Feb 15, 2017

The New Standard - Changes to the Selection Process

It's good to be back here on another Wednesday, writing another article and preparing to pick a perfect bracket this year. If you have followed recent announcements in the college basketball landscape, you will know that the NCAA scheduled a meeting on Jan 20 concerning the use of advanced metrics in the Selection Process. Though the NCAA specifically stated that this meeting was exploratory and such changes wouldn't be implemented for the 2017 tournament, this change is definitely worth exploring. For this article, I will record the known details of the meeting, examine the old rating system (the RPI rankings), and investigate the new meta of bracket prediction (when the selection committee knows/values what we have known/valued for the last decade).

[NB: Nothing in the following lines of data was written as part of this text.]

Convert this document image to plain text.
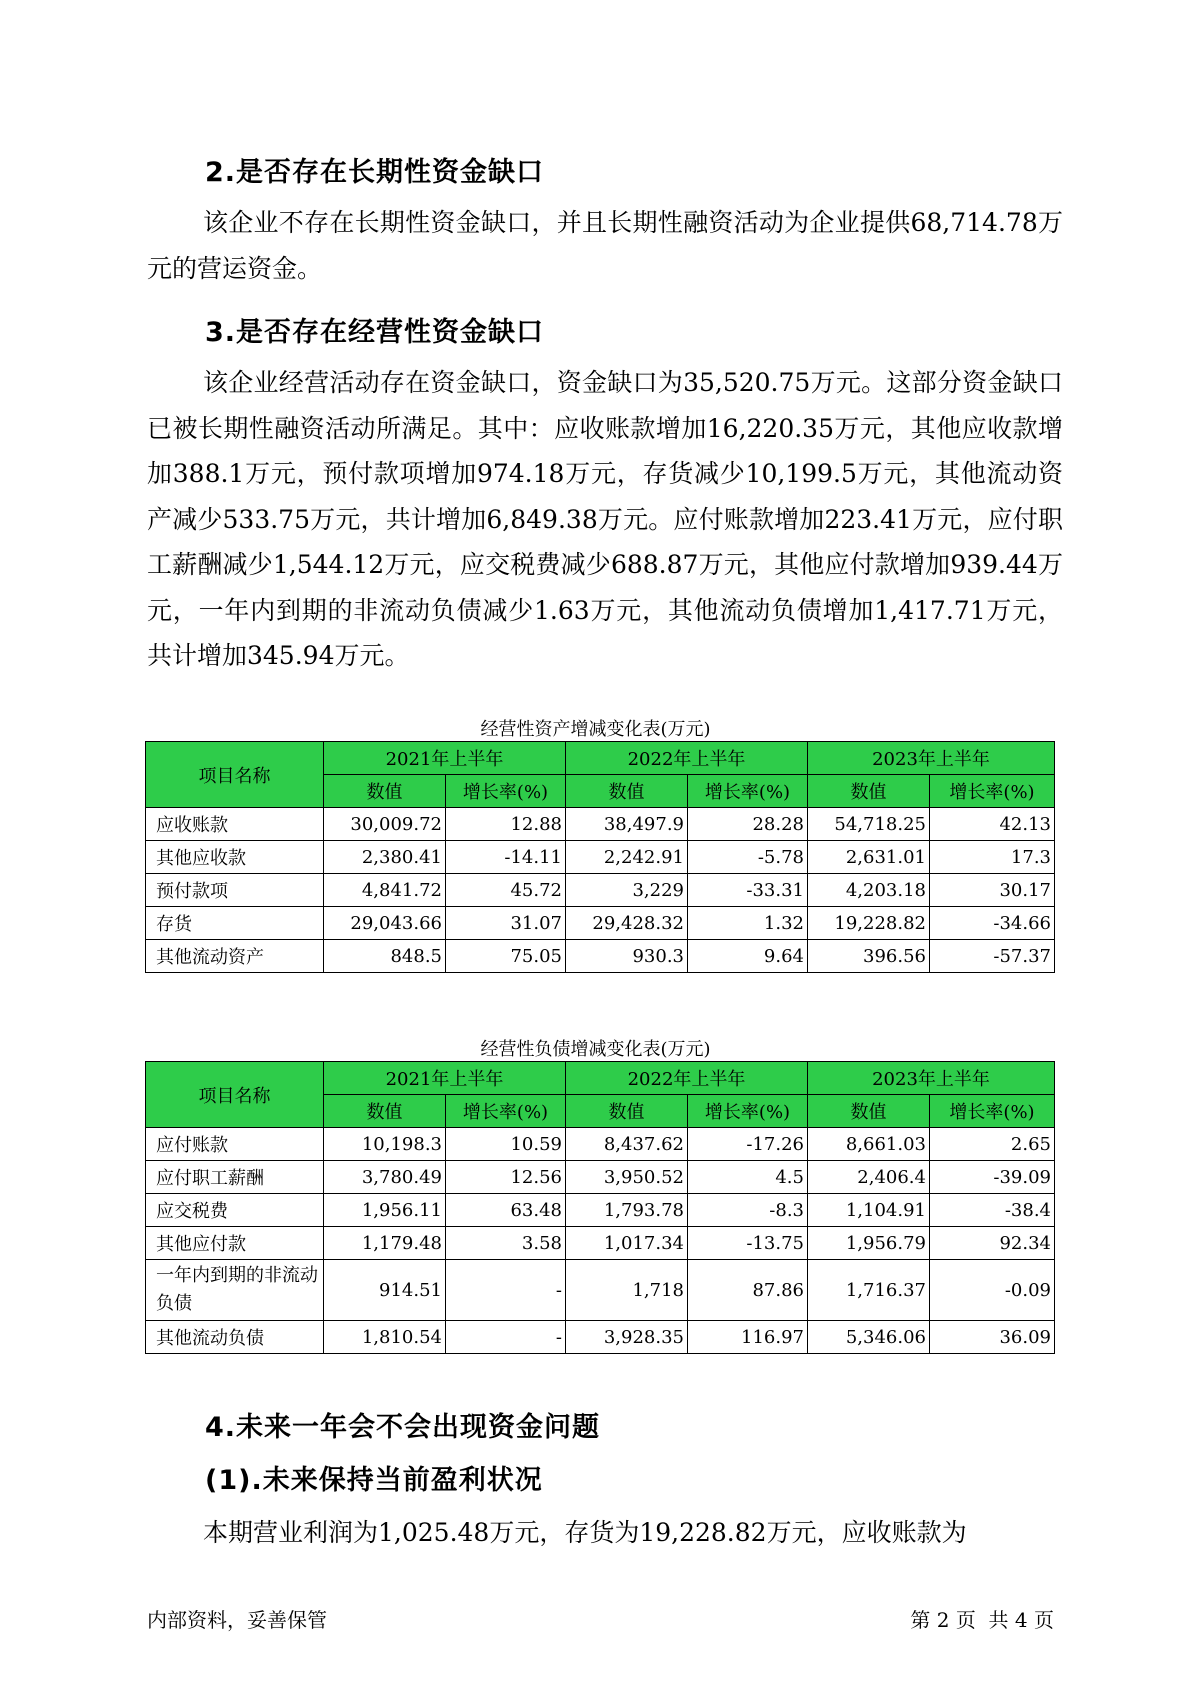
2.是否存在长期性资金缺口

该企业不存在长期性资金缺口，并且长期性融资活动为企业提供68,714.78万元的营运资金。

3.是否存在经营性资金缺口

该企业经营活动存在资金缺口，资金缺口为35,520.75万元。这部分资金缺口已被长期性融资活动所满足。其中：应收账款增加16,220.35万元，其他应收款增加388.1万元，预付款项增加974.18万元，存货减少10,199.5万元，其他流动资产减少533.75万元，共计增加6,849.38万元。应付账款增加223.41万元，应付职工薪酬减少1,544.12万元，应交税费减少688.87万元，其他应付款增加939.44万元，一年内到期的非流动负债减少1.63万元，其他流动负债增加1,417.71万元，共计增加345.94万元。

经营性资产增减变化表(万元)
项目名称	2021年上半年		2022年上半年		2023年上半年	
	数值	增长率(%)	数值	增长率(%)	数值	增长率(%)
应收账款	30,009.72	12.88	38,497.9	28.28	54,718.25	42.13
其他应收款	2,380.41	-14.11	2,242.91	-5.78	2,631.01	17.3
预付款项	4,841.72	45.72	3,229	-33.31	4,203.18	30.17
存货	29,043.66	31.07	29,428.32	1.32	19,228.82	-34.66
其他流动资产	848.5	75.05	930.3	9.64	396.56	-57.37
经营性负债增减变化表(万元)
项目名称	2021年上半年		2022年上半年		2023年上半年	
	数值	增长率(%)	数值	增长率(%)	数值	增长率(%)
应付账款	10,198.3	10.59	8,437.62	-17.26	8,661.03	2.65
应付职工薪酬	3,780.49	12.56	3,950.52	4.5	2,406.4	-39.09
应交税费	1,956.11	63.48	1,793.78	-8.3	1,104.91	-38.4
其他应付款	1,179.48	3.58	1,017.34	-13.75	1,956.79	92.34
一年内到期的非流动负债	914.51	-	1,718	87.86	1,716.37	-0.09
其他流动负债	1,810.54	-	3,928.35	116.97	5,346.06	36.09
4.未来一年会不会出现资金问题
(1).未来保持当前盈利状况

本期营业利润为1,025.48万元，存货为19,228.82万元，应收账款为

内部资料，妥善保管	第 2 页  共 4 页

"Mr. Secretary, I propose an official reading of the Minutes of the last meeting"

If you've ever been to a business meeting, my advice is to not attend one sleepy. In my opinion, the reading of the minutes of the previous session is the absolute worst part. You are essentially going over the same stuff you went into full-detail in the last meeting, but this time, its purpose is purely for record-keeping. Here is the minutes of the meeting, but I'll try to do it in a way that won't put my readers to sleep.

Who attended the meeting?
  • Dan Gavitt - NCAA Senior Vice President for Basketball: He ran the meeting
  • David Worlock - NCAA Director of Media Coordination and Statistics: He was the statistics expert from the NCAA's side of the table.
  • Jim Schaus - Ohio University Athletic Director: Member of the 2016-17 NCAA Selection Committee - He represented the Selection Committee.
  • Ken Pomeroy - Advanced Metrics Statistician for College Basketball (Link): KenPom Ratings uses a predictive approach.
  • Jeff Sagarin - Advanced Metrics Statistician for College Basketball (Link): Sagarin Ratings uses a predictive approach.
  • Ben Alamar - Advanced Metrics Statistician for College Basketball (Link): BPI Ratings uses a predictive approach.
  • Kevin Pauga - Advanced Metrics Statistician for College Basketball (Link): KPI Ratings uses a results-based approach.
  • Others attended, but I believe these are the most relevant.

Why have the meeting?
  • The primary reason for this meeting occurring is a direct request by the National Association of Basketball Coaches for more advanced metrics in the selection and seeding process.*
  • The are plenty of secondary reasons (all of which were factors in the primary reason).
    • A replacement/alternative for the RPI, which many in the sport consider out-dated.
    • A crutch for the Selection Committee - something to which they can point in order to justify their selection or seeding decision (something other than the phrase "We looked at the whole body of work and thought they deserved it).
    • Modernizing college basketball - for better or for worse
What was discussed?
  • How to produce a metric/tool that would allow for the comparison of teams when selecting and/or seeding the tournament.
  • How to make sense of the advanced metrics currently in existence.
"Are these hieroglyphics on this stone tablet? No sir, those are called RPI rankings."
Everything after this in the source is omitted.